In response to the rapidly evolving virtual asset landscape and recent market developments, HKUST Business School conducted a two-phase survey study between April and October 2023 to gauge public perceptions of virtual assets. The findings are documented in the report titled “Public Awareness and Perception of Virtual Assets”, which consolidates the experiences and attitudes of the Hong Kong population towards virtual assets investments, as well as their views on related regulations.
The results indicated that while there was a relatively high level of awareness about virtual assets among the survey respondents, understanding of and experience with virtual asset investment were generally low. The survey also revealed a significant increase in the number of respondents who would not want to hold virtual assets in the future between Phase 1 and Phase 2 of the study.

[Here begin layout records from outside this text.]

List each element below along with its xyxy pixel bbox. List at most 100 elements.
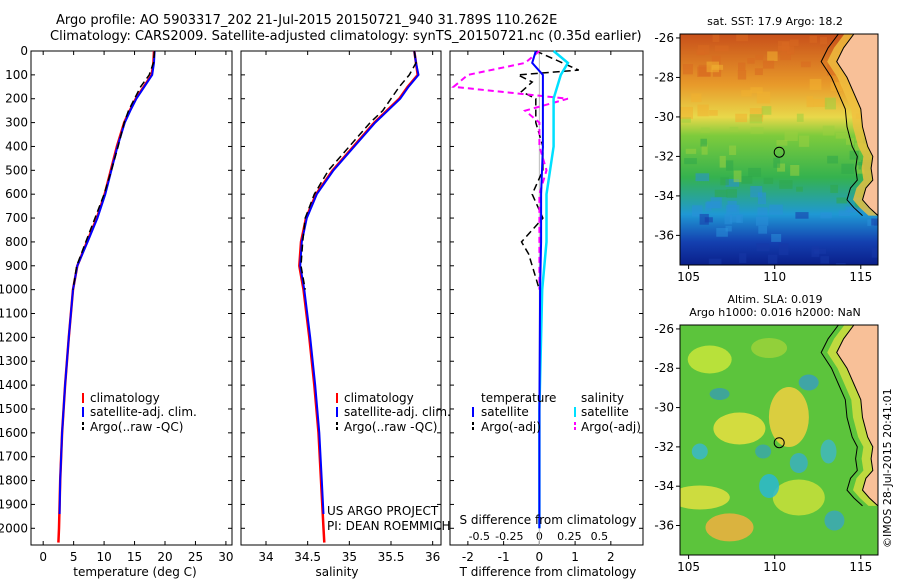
sst-map-panel: 105 110 115 -26 -28 -30 -32 -34 -36 <box>654 31 879 284</box>
sst-patch <box>790 165 800 176</box>
sst-patch <box>796 113 804 122</box>
temp-ytick-label: 500 <box>5 163 28 177</box>
temp-series-satellite <box>58 50 156 515</box>
sst-map-ytick-label: -32 <box>654 149 674 163</box>
sla-blob <box>759 474 780 498</box>
sst-patch <box>724 214 733 225</box>
sla-map-xtick-label: 115 <box>849 560 872 574</box>
header-line-2: Climatology: CARS2009. Satellite-adjuste… <box>50 29 642 44</box>
sst-patch <box>754 68 763 76</box>
sst-patch <box>809 78 822 90</box>
sla-blob <box>691 443 708 460</box>
difference-xtick-label: -2 <box>462 550 474 564</box>
sst-map-argo-marker <box>773 146 785 158</box>
sla-blob <box>687 345 732 374</box>
temp-ytick-label: 1900 <box>0 497 28 511</box>
sst-patch <box>699 213 709 225</box>
temp-ytick-label: 900 <box>5 259 28 273</box>
sst-map-ytick-label: -30 <box>654 110 674 124</box>
sst-patch <box>712 68 722 77</box>
sst-patch <box>767 254 778 264</box>
diff-series-s-satellite <box>538 50 570 529</box>
sst-patch <box>778 243 789 256</box>
sst-patch <box>680 106 693 119</box>
sla-blob <box>680 485 730 510</box>
sst-patch <box>849 150 859 160</box>
sst-patch <box>827 155 839 164</box>
temp-ytick-label: 1000 <box>0 283 28 297</box>
salinity-xtick-label: 35 <box>342 550 357 564</box>
sla-map-ytick-label: -32 <box>654 440 674 454</box>
sst-patch <box>691 205 703 217</box>
salinity-frame <box>240 50 442 546</box>
sst-patch <box>845 206 857 212</box>
sst-patch <box>749 108 764 118</box>
salinity-xtick-label: 36 <box>425 550 440 564</box>
temp-ytick-label: 400 <box>5 139 28 153</box>
sla-map-isobath <box>820 325 863 507</box>
sst-patch <box>755 216 769 226</box>
sst-patch <box>776 139 788 146</box>
temp-ytick-label: 700 <box>5 211 28 225</box>
sst-patch <box>729 126 739 133</box>
header-line-1: Argo profile: AO 5903317_202 21-Jul-2015… <box>56 13 558 28</box>
diff-top-tick-label: -0.25 <box>495 530 523 543</box>
diff-top-tick-label: 0.25 <box>557 530 582 543</box>
sst-patch <box>682 64 693 75</box>
temp-ytick-label: 1800 <box>0 474 28 488</box>
sla-map-panel: 105 110 115 -26 -28 -30 -32 -34 -36 <box>654 322 879 574</box>
sst-patch <box>877 37 878 47</box>
sst-patch <box>762 60 775 69</box>
sst-patch <box>714 45 729 52</box>
temperature-frame <box>30 50 233 546</box>
temp-ytick-label: 1700 <box>0 450 28 464</box>
sst-patch <box>741 176 753 184</box>
sst-patch <box>841 163 854 174</box>
sst-patch <box>737 70 747 80</box>
sst-patch <box>820 256 830 264</box>
sst-patch <box>696 49 705 56</box>
sst-patch <box>725 225 732 232</box>
sla-map-xtick-label: 110 <box>763 560 786 574</box>
difference-xtick-label: 2 <box>607 550 615 564</box>
sla-blob <box>709 388 730 400</box>
sst-patch <box>800 61 811 68</box>
sla-map-field <box>680 325 878 555</box>
temp-ytick-label: 1500 <box>0 402 28 416</box>
sst-patch <box>857 165 865 174</box>
sst-patch <box>738 62 746 71</box>
sst-patch <box>720 177 729 186</box>
sst-patch <box>733 170 742 183</box>
sst-patch <box>757 207 768 216</box>
sla-blob <box>755 444 772 459</box>
sst-patch <box>773 157 781 168</box>
sst-patch <box>756 91 771 104</box>
sst-patch <box>747 58 755 64</box>
sst-map-xtick-label: 115 <box>849 270 872 284</box>
sla-blob <box>768 387 809 447</box>
sst-patch <box>716 227 728 237</box>
sst-patch <box>786 46 795 55</box>
sla-map-land <box>836 325 878 507</box>
diff-top-tick-label: 0.5 <box>591 530 609 543</box>
sst-patch <box>711 64 724 70</box>
temp-ytick-label: 1300 <box>0 354 28 368</box>
temperature-xtick-label: 25 <box>188 550 203 564</box>
sla-blob <box>713 412 766 445</box>
sst-patch <box>784 131 798 142</box>
sst-patch <box>777 163 786 172</box>
sst-patch <box>750 186 763 198</box>
sst-patch <box>757 192 767 205</box>
sst-patch <box>780 52 791 61</box>
sst-patch <box>822 125 835 136</box>
sst-patch <box>750 127 764 134</box>
sst-patch <box>835 262 846 265</box>
temp-ytick-label: 1200 <box>0 330 28 344</box>
temp-ytick-label: 2000 <box>0 521 28 535</box>
sst-patch <box>708 258 722 265</box>
sst-map-land <box>836 34 878 216</box>
sst-patch <box>777 40 790 51</box>
sla-blob <box>820 439 837 464</box>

Key findings from the report include:
- 87.3% of the respondents had heard of virtual assets, which was slightly increased by 3.4 percentage points from Phase 1.
- Close to 70% of the respondents had a limited understanding of virtual assets, while less than 3% considered themselves to fully understand virtual assets.
- Financial regulators (87.9%), financial institutions (81.2%), and law enforcement (76.9%) were ranked as the top three most accountable parties if investors experience scams in virtual asset investments.
From the survey findings, it is believed that proper regulation of virtual assets and their service providers can help increase Hong Kong investors’ confidence in virtual assets. Additionally, more public education is needed to equip investors with sufficient knowledge about virtual assets to help them make informed investment decisions.